In light of the revelations we have been receiving concerning Mark Driscoll and his marketing tactics, Carl Trueman has written an article concerning the culture of American Evangelicalism, which give rise to this sad phenomenon. In it, Trueman muses over whether he wants to be called an "Evangelical" in the American sense of the term.
The main issue that I would like to focus on is concerning the deafening silence within the movement. As I have been continually pointing out, organizations like TGC and people like Tim Keller and John Piper have been extremely silent regarding all the problems that have been plaguing the New Calvinism. This led Trueman to make an astute observation:
The one thing that might have kept the movement together would have been strong, transparent public leadership that openly policed itself and thus advertised its integrity for all to see. Yet the most remarkable thing about the whole sorry saga, from the Jakes business until now, has been the silence of many of the men who present themselves as the leaders of the movement and who were happy at one time to benefit from Mark Driscoll’s reputation and influence. One might interpret this silence as an appropriate refusal to comment directly on the ministry of men who no longer have any formal connection with their own organizations.
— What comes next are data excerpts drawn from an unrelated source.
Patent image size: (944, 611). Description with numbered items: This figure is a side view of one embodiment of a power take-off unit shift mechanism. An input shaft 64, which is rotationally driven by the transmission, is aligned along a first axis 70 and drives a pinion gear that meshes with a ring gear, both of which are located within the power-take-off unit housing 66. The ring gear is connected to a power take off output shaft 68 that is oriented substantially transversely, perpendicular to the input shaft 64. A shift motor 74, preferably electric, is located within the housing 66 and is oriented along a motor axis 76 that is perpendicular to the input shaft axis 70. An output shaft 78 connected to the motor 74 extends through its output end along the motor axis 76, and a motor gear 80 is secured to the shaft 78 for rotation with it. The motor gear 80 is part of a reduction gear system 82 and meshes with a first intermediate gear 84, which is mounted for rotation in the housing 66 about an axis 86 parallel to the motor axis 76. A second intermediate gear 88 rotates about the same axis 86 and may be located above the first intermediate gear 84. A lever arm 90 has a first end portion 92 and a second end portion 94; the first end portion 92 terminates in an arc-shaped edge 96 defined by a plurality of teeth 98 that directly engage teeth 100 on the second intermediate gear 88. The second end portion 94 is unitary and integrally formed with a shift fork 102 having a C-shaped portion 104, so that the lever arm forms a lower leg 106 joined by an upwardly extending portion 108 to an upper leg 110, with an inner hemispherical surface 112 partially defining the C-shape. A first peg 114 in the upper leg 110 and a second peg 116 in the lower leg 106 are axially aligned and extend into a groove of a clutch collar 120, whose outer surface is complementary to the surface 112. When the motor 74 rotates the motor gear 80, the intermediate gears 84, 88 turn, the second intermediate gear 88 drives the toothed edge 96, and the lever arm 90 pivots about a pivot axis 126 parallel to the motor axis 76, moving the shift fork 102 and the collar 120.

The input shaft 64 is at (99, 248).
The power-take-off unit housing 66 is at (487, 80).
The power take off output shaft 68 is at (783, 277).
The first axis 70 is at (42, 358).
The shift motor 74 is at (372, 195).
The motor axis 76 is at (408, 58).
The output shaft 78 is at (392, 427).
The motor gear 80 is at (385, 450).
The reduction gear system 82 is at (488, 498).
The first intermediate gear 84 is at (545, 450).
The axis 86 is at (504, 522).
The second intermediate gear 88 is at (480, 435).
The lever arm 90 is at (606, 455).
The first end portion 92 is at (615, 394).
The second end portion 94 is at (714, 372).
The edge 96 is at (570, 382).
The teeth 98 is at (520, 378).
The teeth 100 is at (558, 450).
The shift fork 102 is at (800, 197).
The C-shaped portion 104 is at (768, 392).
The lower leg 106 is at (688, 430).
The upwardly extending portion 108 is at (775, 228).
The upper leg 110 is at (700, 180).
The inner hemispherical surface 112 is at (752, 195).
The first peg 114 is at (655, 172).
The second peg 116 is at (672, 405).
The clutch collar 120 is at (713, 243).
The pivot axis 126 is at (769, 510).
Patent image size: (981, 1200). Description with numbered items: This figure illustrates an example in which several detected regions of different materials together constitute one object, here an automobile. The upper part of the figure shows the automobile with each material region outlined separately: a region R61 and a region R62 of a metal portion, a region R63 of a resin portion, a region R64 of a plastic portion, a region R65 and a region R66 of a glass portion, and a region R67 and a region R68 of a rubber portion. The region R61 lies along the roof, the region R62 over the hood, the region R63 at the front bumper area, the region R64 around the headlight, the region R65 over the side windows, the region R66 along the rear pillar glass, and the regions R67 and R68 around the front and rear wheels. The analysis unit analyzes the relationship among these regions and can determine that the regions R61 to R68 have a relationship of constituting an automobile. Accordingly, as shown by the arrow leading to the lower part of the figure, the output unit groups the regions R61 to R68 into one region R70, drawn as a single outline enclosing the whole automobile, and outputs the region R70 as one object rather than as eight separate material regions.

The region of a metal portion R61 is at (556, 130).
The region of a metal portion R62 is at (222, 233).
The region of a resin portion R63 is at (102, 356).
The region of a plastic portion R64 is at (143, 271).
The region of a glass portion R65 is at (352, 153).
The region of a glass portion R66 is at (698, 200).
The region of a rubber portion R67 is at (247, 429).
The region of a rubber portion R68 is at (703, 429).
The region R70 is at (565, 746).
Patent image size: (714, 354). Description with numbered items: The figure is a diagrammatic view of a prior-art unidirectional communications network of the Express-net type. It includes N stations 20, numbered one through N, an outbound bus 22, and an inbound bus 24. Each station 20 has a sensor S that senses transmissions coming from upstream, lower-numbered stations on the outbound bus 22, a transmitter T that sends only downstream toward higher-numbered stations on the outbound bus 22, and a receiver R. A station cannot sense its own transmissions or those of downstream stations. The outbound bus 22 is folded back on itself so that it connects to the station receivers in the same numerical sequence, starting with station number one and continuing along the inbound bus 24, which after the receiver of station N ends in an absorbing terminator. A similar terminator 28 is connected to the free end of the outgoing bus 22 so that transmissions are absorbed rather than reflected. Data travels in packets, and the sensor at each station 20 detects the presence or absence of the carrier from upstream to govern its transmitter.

Yet the leaders of the “young, restless, and reformed” have not typically allowed that concern to curtail their comments in the past. Many of them have been outspoken about the teaching of Joel Osteen, for example. In their early days, when the Emergent Church was vying with the new Calvinism for pole position in the American evangelical world, they launched regular, and often very thorough, critiques of the Emergent leaders. In retrospect, however, it is clear that these were soft targets. Their very distance made them safe. Problems closer to home are always much harder to speak to, much more likely to earn opprobrium from one’s friends, and thus much more likely to be ignored. The result, however, is that some leaders become very accustomed to always doing things their way. All of us who are thought of as Evangelical or Reformed now live with the bitter fruit of that failure of leadership.
That is the reason why I have from almost the beginning protested the "New Calvinism." Nobody can ever claim that I am a "New Calvinist" and no one should say that I tolerated their sins. This status none of the New Calvinists (e.g. Colin Hansen, John Piper, Tim Keller, Tim Challies etc.) can have a legitimate claim to. That is also why I do not own it as "our problem," because I am not part of "us." It is a problem within Christianity to be sure, but it is not my problem when I have spoken out about it. Metaphorically, their blood is not on my hands. It is sad, yes, but I can't do anything if people like Don Carson refuse to listen to their critics. If the younger New Evangelicals want to repeat (and have repeated) the failed experiment of the New Evangelicalism of the 1950s-70s, they just have to live with the consequences of their foolishness. They made their own beds, let them lie on it!